Bahrain’s government did not immediately respond to a request for comment.

 

‘TEPID CRITICISM’

Secretary of State John Kerry spoke about the report with Bahrain’s foreign minister on Wednesday, and urged Bahrain to make necessary reforms, spokesman John Kirby said.

The report gauges Bahrain’s implementation of recommendations made by the Bahrain Independent Commission of Inquiry. The commission was established to investigate the events of February and March 2011, when authorities, with help from Saudi Arabia, crushed an uprising by Shi’ites demanding a bigger role in running the country.

Bahrain denies any discrimination.

The report cites numerous steps it says Bahrain’s government has taken, including rebuilding demolished mosques, investigating claims of torture, training security forces in human rights and providing protections for detainees.

But in some areas, Bahrain has interpreted the commission’s recommendations narrowly, the State Department said.

Most Bahrainis arrested in 2011 for crimes involving political expression have been released, the report said.

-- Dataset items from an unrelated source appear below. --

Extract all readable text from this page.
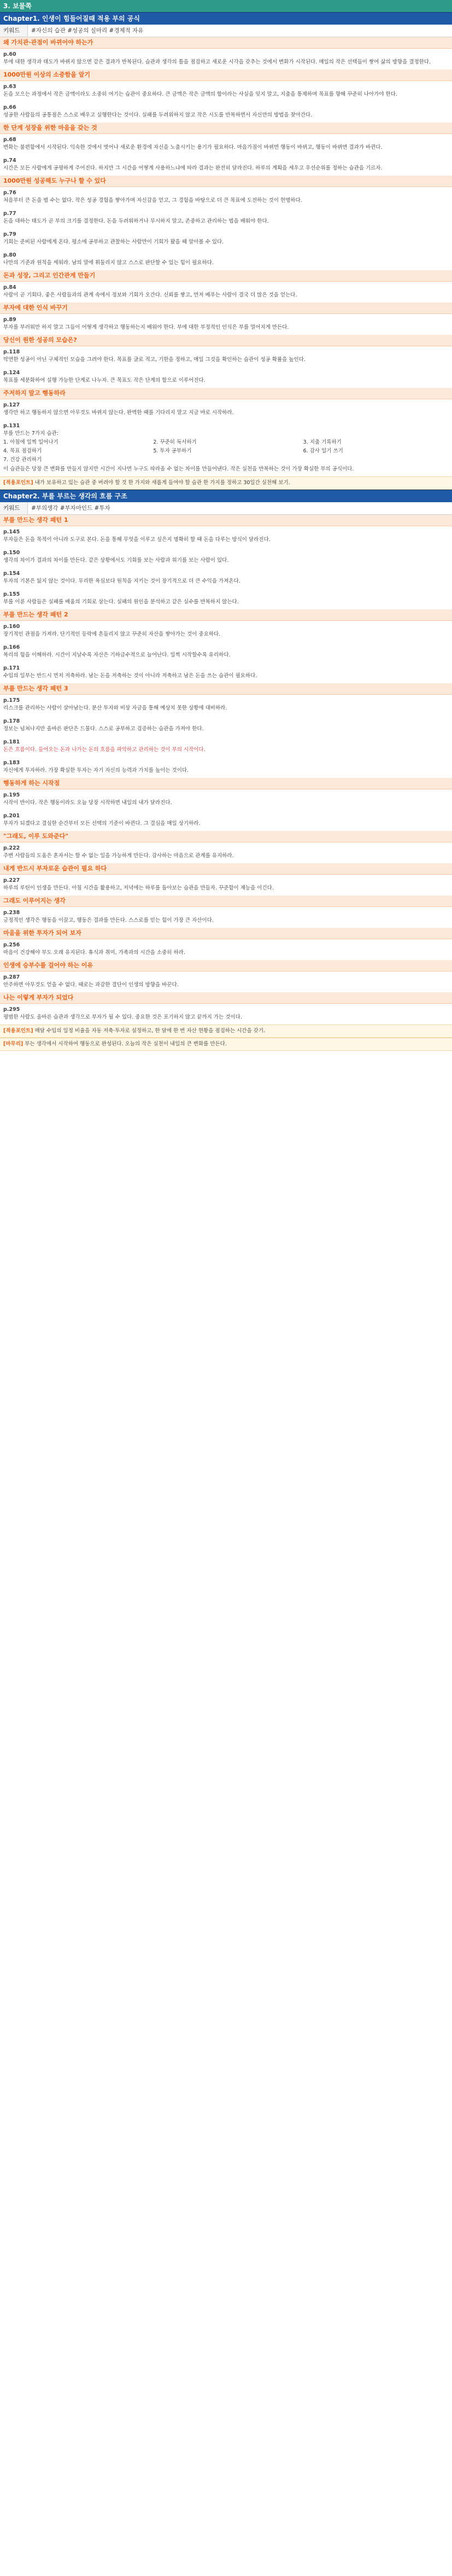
3. 보물쪽
Chapter1. 인생이 힘들어질때 적용 부의 공식
키워드	#자신의 습관 #성공의 실마리 #경제적 자유
왜 가치관·관점이 바뀌어야 하는가
p.60
부에 대한 생각과 태도가 바뀌지 않으면 같은 결과가 반복된다. 습관과 생각의 틀을 점검하고 새로운 시각을 갖추는 것에서 변화가 시작된다. 매일의 작은 선택들이 쌓여 삶의 방향을 결정한다.
1000만원 이상의 소중함을 알기
p.63
돈을 모으는 과정에서 작은 금액이라도 소중히 여기는 습관이 중요하다. 큰 금액은 작은 금액의 합이라는 사실을 잊지 말고, 지출을 통제하며 목표를 향해 꾸준히 나아가야 한다.
p.66
성공한 사람들의 공통점은 스스로 배우고 실행한다는 것이다. 실패를 두려워하지 않고 작은 시도를 반복하면서 자신만의 방법을 찾아간다.
한 단계 성장을 위한 마음을 갖는 것
p.68
변화는 불편함에서 시작된다. 익숙한 것에서 벗어나 새로운 환경에 자신을 노출시키는 용기가 필요하다. 마음가짐이 바뀌면 행동이 바뀌고, 행동이 바뀌면 결과가 바뀐다.
p.74
시간은 모든 사람에게 공평하게 주어진다. 하지만 그 시간을 어떻게 사용하느냐에 따라 결과는 완전히 달라진다. 하루의 계획을 세우고 우선순위를 정하는 습관을 기르자.
1000만원 성공해도 누구나 할 수 있다
p.76
처음부터 큰 돈을 벌 수는 없다. 작은 성공 경험을 쌓아가며 자신감을 얻고, 그 경험을 바탕으로 더 큰 목표에 도전하는 것이 현명하다.
p.77
돈을 대하는 태도가 곧 부의 크기를 결정한다. 돈을 두려워하거나 무시하지 말고, 존중하고 관리하는 법을 배워야 한다.
p.79
기회는 준비된 사람에게 온다. 평소에 공부하고 관찰하는 사람만이 기회가 왔을 때 알아볼 수 있다.
p.80
나만의 기준과 원칙을 세워라. 남의 말에 휘둘리지 않고 스스로 판단할 수 있는 힘이 필요하다.
돈과 성장, 그리고 인간관계 만들기
p.84
사람이 곧 기회다. 좋은 사람들과의 관계 속에서 정보와 기회가 오간다. 신뢰를 쌓고, 먼저 베푸는 사람이 결국 더 많은 것을 얻는다.
부자에 대한 인식 바꾸기
p.89
부자를 부러워만 하지 말고 그들이 어떻게 생각하고 행동하는지 배워야 한다. 부에 대한 부정적인 인식은 부를 멀어지게 만든다.
당신이 원한 성공의 모습은?
p.118
막연한 성공이 아닌 구체적인 모습을 그려야 한다. 목표를 글로 적고, 기한을 정하고, 매일 그것을 확인하는 습관이 성공 확률을 높인다.
p.124
목표를 세분화하여 실행 가능한 단계로 나누자. 큰 목표도 작은 단계의 합으로 이루어진다.
주저하지 말고 행동하라
p.127
생각만 하고 행동하지 않으면 아무것도 바뀌지 않는다. 완벽한 때를 기다리지 말고 지금 바로 시작하라.
p.131
부를 만드는 7가지 습관:
1. 아침에 일찍 일어나기	2. 꾸준히 독서하기	3. 지출 기록하기
4. 목표 점검하기	5. 투자 공부하기	6. 감사 일기 쓰기
7. 건강 관리하기
이 습관들은 당장 큰 변화를 만들지 않지만 시간이 지나면 누구도 따라올 수 없는 차이를 만들어낸다. 작은 실천을 반복하는 것이 가장 확실한 부의 공식이다.
[적용포인트] 내가 보유하고 있는 습관 중 버려야 할 것 한 가지와 새롭게 들여야 할 습관 한 가지를 정하고 30일간 실천해 보기.
Chapter2. 부를 부르는 생각의 흐름 구조
키워드	#부의생각 #부자마인드 #투자
부를 만드는 생각 패턴 1
p.145
부자들은 돈을 목적이 아니라 도구로 본다. 돈을 통해 무엇을 이루고 싶은지 명확히 할 때 돈을 다루는 방식이 달라진다.
p.150
생각의 차이가 결과의 차이를 만든다. 같은 상황에서도 기회를 보는 사람과 위기를 보는 사람이 있다.
p.154
투자의 기본은 잃지 않는 것이다. 무리한 욕심보다 원칙을 지키는 것이 장기적으로 더 큰 수익을 가져온다.
p.155
부를 이룬 사람들은 실패를 배움의 기회로 삼는다. 실패의 원인을 분석하고 같은 실수를 반복하지 않는다.
부를 만드는 생각 패턴 2
p.160
장기적인 관점을 가져라. 단기적인 등락에 흔들리지 않고 꾸준히 자산을 쌓아가는 것이 중요하다.
p.166
복리의 힘을 이해하라. 시간이 지날수록 자산은 기하급수적으로 늘어난다. 일찍 시작할수록 유리하다.
p.171
수입의 일부는 반드시 먼저 저축하라. 남는 돈을 저축하는 것이 아니라 저축하고 남은 돈을 쓰는 습관이 필요하다.
부를 만드는 생각 패턴 3
p.175
리스크를 관리하는 사람이 살아남는다. 분산 투자와 비상 자금을 통해 예상치 못한 상황에 대비하라.
p.178
정보는 넘쳐나지만 올바른 판단은 드물다. 스스로 공부하고 검증하는 습관을 가져야 한다.
p.181
돈은 흐름이다. 들어오는 돈과 나가는 돈의 흐름을 파악하고 관리하는 것이 부의 시작이다.
p.183
자신에게 투자하라. 가장 확실한 투자는 자기 자신의 능력과 가치를 높이는 것이다.
행동하게 하는 시작점
p.195
시작이 반이다. 작은 행동이라도 오늘 당장 시작하면 내일의 내가 달라진다.
p.201
부자가 되겠다고 결심한 순간부터 모든 선택의 기준이 바뀐다. 그 결심을 매일 상기하라.
"그래도, 이루 도와준다"
p.222
주변 사람들의 도움은 혼자서는 할 수 없는 일을 가능하게 만든다. 감사하는 마음으로 관계를 유지하라.
내게 반드시 부자로운 습관이 필요 하다
p.227
하루의 루틴이 인생을 만든다. 아침 시간을 활용하고, 저녁에는 하루를 돌아보는 습관을 만들자. 꾸준함이 재능을 이긴다.
그래도 이루어지는 생각
p.238
긍정적인 생각은 행동을 이끌고, 행동은 결과를 만든다. 스스로를 믿는 힘이 가장 큰 자산이다.
마음을 위한 투자가 되어 보자
p.256
마음이 건강해야 부도 오래 유지된다. 휴식과 취미, 가족과의 시간을 소중히 하라.
인생에 승부수를 걸어야 하는 이유
p.287
안주하면 아무것도 얻을 수 없다. 때로는 과감한 결단이 인생의 방향을 바꾼다.
나는 이렇게 부자가 되었다
p.295
평범한 사람도 올바른 습관과 생각으로 부자가 될 수 있다. 중요한 것은 포기하지 않고 끝까지 가는 것이다.
[적용포인트] 매달 수입의 일정 비율을 자동 저축·투자로 설정하고, 한 달에 한 번 자산 현황을 점검하는 시간을 갖기.
[마무리] 부는 생각에서 시작하여 행동으로 완성된다. 오늘의 작은 실천이 내일의 큰 변화를 만든다.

But it added, “the government of Bahrain continues to charge and prosecute individuals with offences involving political expression, including some who have not advocated violence.”

 

Brian Dooley a director at the nonprofit group Human Rights First criticized the report.

“Releasing such a tepid criticism in the middle of the most ferocious crackdown against opposition and human rights leaders in five years leaves the State Department, again, looking like it can’t face the reality of Bahrain’s mess,” Dooley said.

But Thomas Krajeski, the U.S. ambassador to Bahrain from 2011-14, said the report would never be satisfactory to all parties.

“An impossible task burdened with imprecise statistics, conflicting reports and political baggage. No one will be happy with whatever the final report says,” he told Reuters.

The report recognises Bahrain as a “longstanding ally” whose “security and stability is central to U.S. security interests in the Gulf region and beyond.”

 

Last year Washington lifted holds on security assistance to the Bahrain Defense Force and National Guard that were put in place after Bahrain’s crackdown on the demonstrations in 2011.

The report was approved by, among other senior State Department officials, Tom Malinowski, the U.S. Assistant Secretary of State for Democracy, Human Rights, and Labor.

During a visit to Bahrain in 2014, Malinowski was declared persona non grata after Manama said he had “intervened flagrantly” in the country’s internal affairs. Malinowski had met with Ali Salman, the now-jailed leader of the opposition Wefaq party. Malinowski also returned for a visit to the country some months later.